Surprisingly, given how much Trump rails about drug smuggling from Mexico, prosecutions for illegal drug offenses are a minor, and declining, federal activity on his watch.

Just 90 federal drug cases of all types were filed in the Southern District of Texas in December, down from 132 the month before. Nationwide only 1,282 federal drug cases were filed.

In the five border districts, drug cases plummeted 18%. That’s more than the 16% decline in the rest of the country.

These are, indeed, strange facts given the sing-song nonsense Trump spewed in the Rose Garden this week. He even admitted there is no emergency.

The small numbers of cases—and the declines in prosecutions—contrast with Trump’s declaration of a national emergency. But then to Trump facts are not realities to be shaded or clouded, as is the case with many politicians. Facts are, to Trump, obstacles to his desire for dictatorial rule.

Trump asserts that this fabricated emergency imbues him with the power to divert U.S. military funds to build the wall that he promised voters Mexico would finance. The attorneys general of 16 states, all Democrats, have taken him to court.

It is difficult to imagine any federal judge siding with Trump given that our Constitution gives Congress control of the purse and directs the president to “faithfully execute” the laws Congress makes.

Conservative judges would likely worry that expanded executive powers could be used by future Democratic presidents. Liberal judges would easily find that Trump has no factual basis for his emergency. And all judges would for sure take into account the U.S. Supreme Court decision rejecting President Harry S Truman’s 1952 attempt to nationalize the steel industry during the Korean military conflict by invoking emergency powers.
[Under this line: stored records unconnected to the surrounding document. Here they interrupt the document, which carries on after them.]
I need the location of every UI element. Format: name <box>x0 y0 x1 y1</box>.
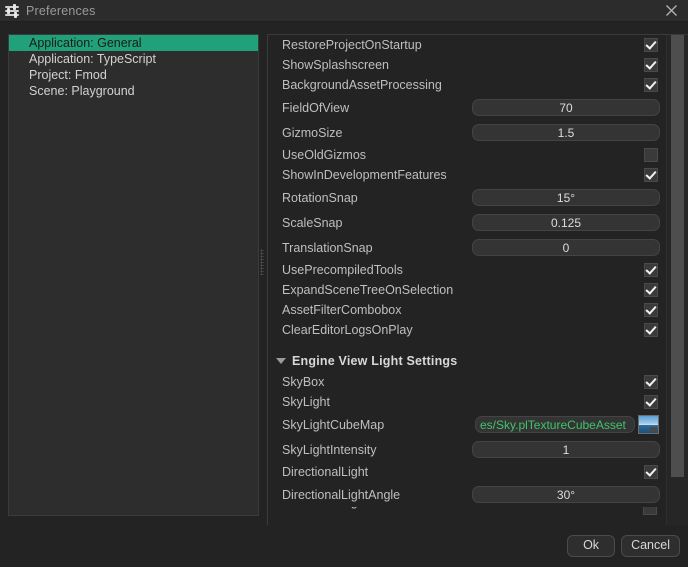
property-label: SkyBox <box>282 375 472 389</box>
property-label: SkyLightCubeMap <box>282 418 472 432</box>
property-label: ScaleSnap <box>282 216 472 230</box>
property-row-assetfiltercombobox: AssetFilterCombobox <box>268 300 667 320</box>
property-row-scalesnap: ScaleSnap 0.125 <box>268 210 667 235</box>
property-label: RotationSnap <box>282 191 472 205</box>
checkbox-cleareditorlogsonplay[interactable] <box>644 323 658 337</box>
property-label: UsePrecompiledTools <box>282 263 472 277</box>
sky-texture-thumbnail-icon[interactable] <box>638 415 659 434</box>
checkbox-backgroundassetprocessing[interactable] <box>644 78 658 92</box>
section-header-engine-view-light-settings[interactable]: Engine View Light Settings <box>268 350 667 372</box>
property-label: AssetFilterCombobox <box>282 303 472 317</box>
property-row-directionallightangle: DirectionalLightAngle 30° <box>268 482 667 507</box>
settings-scroll-area: RestoreProjectOnStartup ShowSplashscreen… <box>268 35 667 525</box>
property-row-gizmosize: GizmoSize 1.5 <box>268 120 667 145</box>
checkbox-directionallight[interactable] <box>644 465 658 479</box>
input-fieldofview[interactable]: 70 <box>472 99 660 116</box>
checkbox-useoldgizmos[interactable] <box>644 148 658 162</box>
property-row-showsplashscreen: ShowSplashscreen <box>268 55 667 75</box>
settings-panel: RestoreProjectOnStartup ShowSplashscreen… <box>267 34 688 525</box>
property-row-showindevelopmentfeatures: ShowInDevelopmentFeatures <box>268 165 667 185</box>
panel-splitter[interactable] <box>259 21 267 525</box>
property-row-backgroundassetprocessing: BackgroundAssetProcessing <box>268 75 667 95</box>
sidebar-item-project-fmod[interactable]: Project: Fmod <box>9 67 258 83</box>
settings-scrollbar-thumb[interactable] <box>671 35 684 477</box>
property-row-useprecompiledtools: UsePrecompiledTools <box>268 260 667 280</box>
property-label: ShowSplashscreen <box>282 58 472 72</box>
checkbox-restoreprojectonstartup[interactable] <box>644 38 658 52</box>
property-row-skylightintensity: SkyLightIntensity 1 <box>268 437 667 462</box>
property-row-skybox: SkyBox <box>268 372 667 392</box>
input-translationsnap[interactable]: 0 <box>472 239 660 256</box>
checkbox-directionallightshadows[interactable] <box>643 507 657 515</box>
property-row-skylight: SkyLight <box>268 392 667 412</box>
input-rotationsnap[interactable]: 15° <box>472 189 660 206</box>
input-gizmosize[interactable]: 1.5 <box>472 124 660 141</box>
window-title: Preferences <box>26 4 96 18</box>
property-label: DirectionalLight <box>282 465 472 479</box>
sidebar-item-application-general[interactable]: Application: General <box>9 35 258 51</box>
input-skylightintensity[interactable]: 1 <box>472 441 660 458</box>
input-scalesnap[interactable]: 0.125 <box>472 214 660 231</box>
close-icon[interactable] <box>654 0 688 21</box>
checkbox-skybox[interactable] <box>644 375 658 389</box>
input-skylightcubemap[interactable]: es/Sky.plTextureCubeAsset <box>475 416 635 433</box>
property-label: ExpandSceneTreeOnSelection <box>282 283 472 297</box>
checkbox-useprecompiledtools[interactable] <box>644 263 658 277</box>
property-row-skylightcubemap: SkyLightCubeMap es/Sky.plTextureCubeAsse… <box>268 412 667 437</box>
cancel-button[interactable]: Cancel <box>621 535 680 557</box>
input-directionallightangle[interactable]: 30° <box>472 486 660 503</box>
property-label: RestoreProjectOnStartup <box>282 38 472 52</box>
ok-button[interactable]: Ok <box>567 535 615 557</box>
property-row-expandscenetreeonselection: ExpandSceneTreeOnSelection <box>268 280 667 300</box>
property-row-translationsnap: TranslationSnap 0 <box>268 235 667 260</box>
window-titlebar: Preferences <box>0 0 688 22</box>
checkbox-assetfiltercombobox[interactable] <box>644 303 658 317</box>
property-row-rotationsnap: RotationSnap 15° <box>268 185 667 210</box>
section-title: Engine View Light Settings <box>292 354 457 368</box>
checkbox-showindevelopmentfeatures[interactable] <box>644 168 658 182</box>
chevron-down-icon <box>276 358 286 364</box>
property-label: DirectionalLightAngle <box>282 488 472 502</box>
property-label: GizmoSize <box>282 126 472 140</box>
checkbox-expandscenetreeonselection[interactable] <box>644 283 658 297</box>
settings-scrollbar[interactable] <box>666 35 688 525</box>
sidebar-item-scene-playground[interactable]: Scene: Playground <box>9 83 258 99</box>
property-row-cleareditorlogsonplay: ClearEditorLogsOnPlay <box>268 320 667 340</box>
property-label: FieldOfView <box>282 101 472 115</box>
dialog-footer: Ok Cancel <box>0 525 688 567</box>
property-row-fieldofview: FieldOfView 70 <box>268 95 667 120</box>
property-row-directionallight: DirectionalLight <box>268 462 667 482</box>
property-label: UseOldGizmos <box>282 148 472 162</box>
property-row-useoldgizmos: UseOldGizmos <box>268 145 667 165</box>
property-label: DirectionalLightShadows <box>282 507 472 509</box>
property-label: SkyLight <box>282 395 472 409</box>
property-label: TranslationSnap <box>282 241 472 255</box>
property-row-restoreprojectonstartup: RestoreProjectOnStartup <box>268 35 667 55</box>
property-label: BackgroundAssetProcessing <box>282 78 472 92</box>
sliders-icon <box>4 3 20 19</box>
sidebar-item-application-typescript[interactable]: Application: TypeScript <box>9 51 258 67</box>
property-label: SkyLightIntensity <box>282 443 472 457</box>
checkbox-skylight[interactable] <box>644 395 658 409</box>
splitter-grip-icon <box>260 249 264 275</box>
dialog-body: Application: General Application: TypeSc… <box>0 21 688 525</box>
category-list[interactable]: Application: General Application: TypeSc… <box>8 34 259 516</box>
property-row-directionallightshadows: DirectionalLightShadows <box>268 507 667 515</box>
property-label: ShowInDevelopmentFeatures <box>282 168 472 182</box>
checkbox-showsplashscreen[interactable] <box>644 58 658 72</box>
property-label: ClearEditorLogsOnPlay <box>282 323 472 337</box>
The high court noted back then that Congress had denied Truman this power. That will, for sure, be a major issue in the current court case over the wall that Mexico was supposed to pay for, but of course, never will.

Trump’s failure to get Congress to fund his wall will be especially significant because if it really mattered, he could have gotten funding when the GOP was in control of Congress in 2017-18. Now, with Democrats in control of the House, there is no chance his wall will be approved by Congress.

Next time you hear from someone that drug smuggling is an emergency matter at our border with Mexico tell them that in December the Trump administration filed only 332 drug cases in the federal prosecution districts bordering Mexico, many of which had nothing to do with smuggling—and that this was 71 fewer cases than were filed the month before.